To begin consolidation, your group structure must be created in ScaleXP. Your Parent Organization sits at the top level of reporting and controls the consolidated view. Subsidiaries are added beneath it.
Step checklist:
Connect each subsidiary to its accounting platform
To consolidate cleanly, entities must use a consistent reporting structure. ScaleXP allows you to cascade P&L and Balance Sheet formats from the Parent entity to subsidiaries for consistent roll-up.
If your group operates in multiple currencies, ScaleXP automatically converts subsidiary results into the Parent currency at month-end. Exchange rates can be adjusted if required for audit accuracy.
Checklist:
Review exchange rates
Adjust exchange rates when required
Review FX revaluation entries and consolidated report outputs
Automated metrics pull information from the subsidiary organisations to a consolidated summary, customizable to meet your needs.
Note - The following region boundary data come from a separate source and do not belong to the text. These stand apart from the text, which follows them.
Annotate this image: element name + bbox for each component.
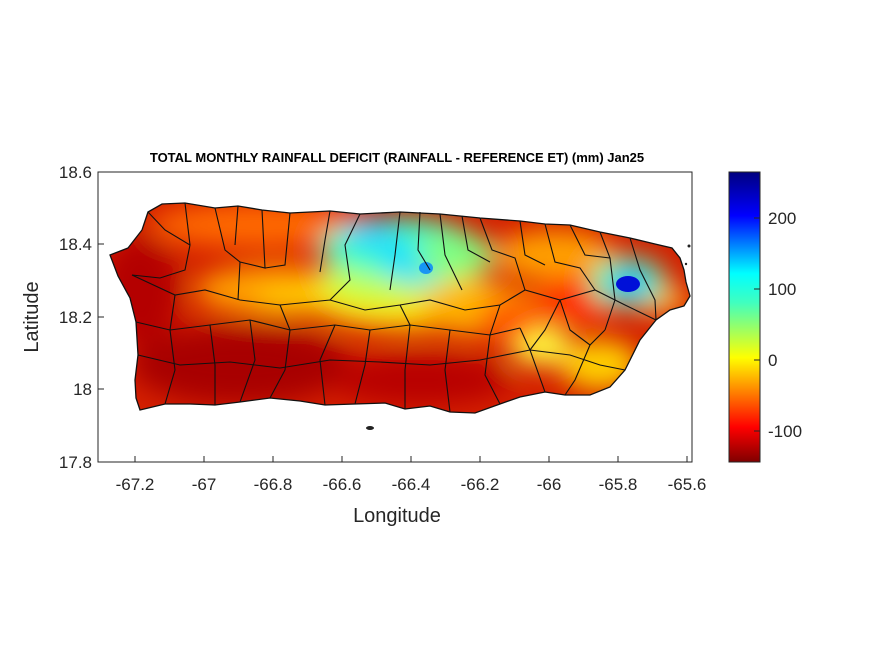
colorbar-gradient	[728, 171, 761, 463]
y-axis-label: Latitude	[21, 281, 43, 352]
offshore-islets	[366, 244, 691, 430]
rainfall-deficit-field	[110, 203, 690, 413]
municipality-boundaries	[109, 202, 691, 414]
colorbar: 200 100 0 -100	[728, 171, 802, 463]
colorbar-tick-label: -100	[768, 422, 802, 441]
x-tick-marks	[134, 456, 688, 462]
x-tick-label: -66.4	[392, 475, 431, 494]
x-tick-label: -66.8	[254, 475, 293, 494]
x-axis: -67.2 -67 -66.8 -66.6 -66.4 -66.2 -66 -6…	[116, 456, 707, 527]
colorbar-tick-label: 100	[768, 280, 796, 299]
colorbar-tick-label: 0	[768, 351, 777, 370]
x-tick-label: -66.2	[461, 475, 500, 494]
y-tick-label: 18.4	[59, 235, 92, 254]
x-tick-label: -65.6	[668, 475, 707, 494]
x-tick-label: -67.2	[116, 475, 155, 494]
y-tick-label: 18.6	[59, 163, 92, 182]
x-axis-label: Longitude	[353, 505, 441, 527]
colorbar-tick-label: 200	[768, 209, 796, 228]
y-tick-label: 17.8	[59, 453, 92, 472]
plot-title: TOTAL MONTHLY RAINFALL DEFICIT (RAINFALL…	[150, 150, 644, 165]
x-tick-label: -66.6	[323, 475, 362, 494]
y-axis: 18.6 18.4 18.2 18 17.8 Latitude	[21, 163, 104, 472]
y-tick-marks	[98, 171, 104, 463]
x-tick-label: -66	[537, 475, 562, 494]
x-tick-label: -65.8	[599, 475, 638, 494]
y-tick-label: 18.2	[59, 308, 92, 327]
x-tick-label: -67	[192, 475, 217, 494]
y-tick-label: 18	[73, 380, 92, 399]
If you are using ScaleXP for automated revenue recognition, you may want to consolidate metrics such as MRR, ARR, churn, cohorts or customer reporting using reports on the consolidated Customer tab.
Alternatively, you may want to feed in metrics from a Google Sheet or CRM system.
Checklist:
Review the existing metric library
Set up MRR and cost of customer acquisition, if relevant
Once consolidation is configured, you can begin building group-level reporting. Reports and dashboards can combine both financial and operational metrics across entities.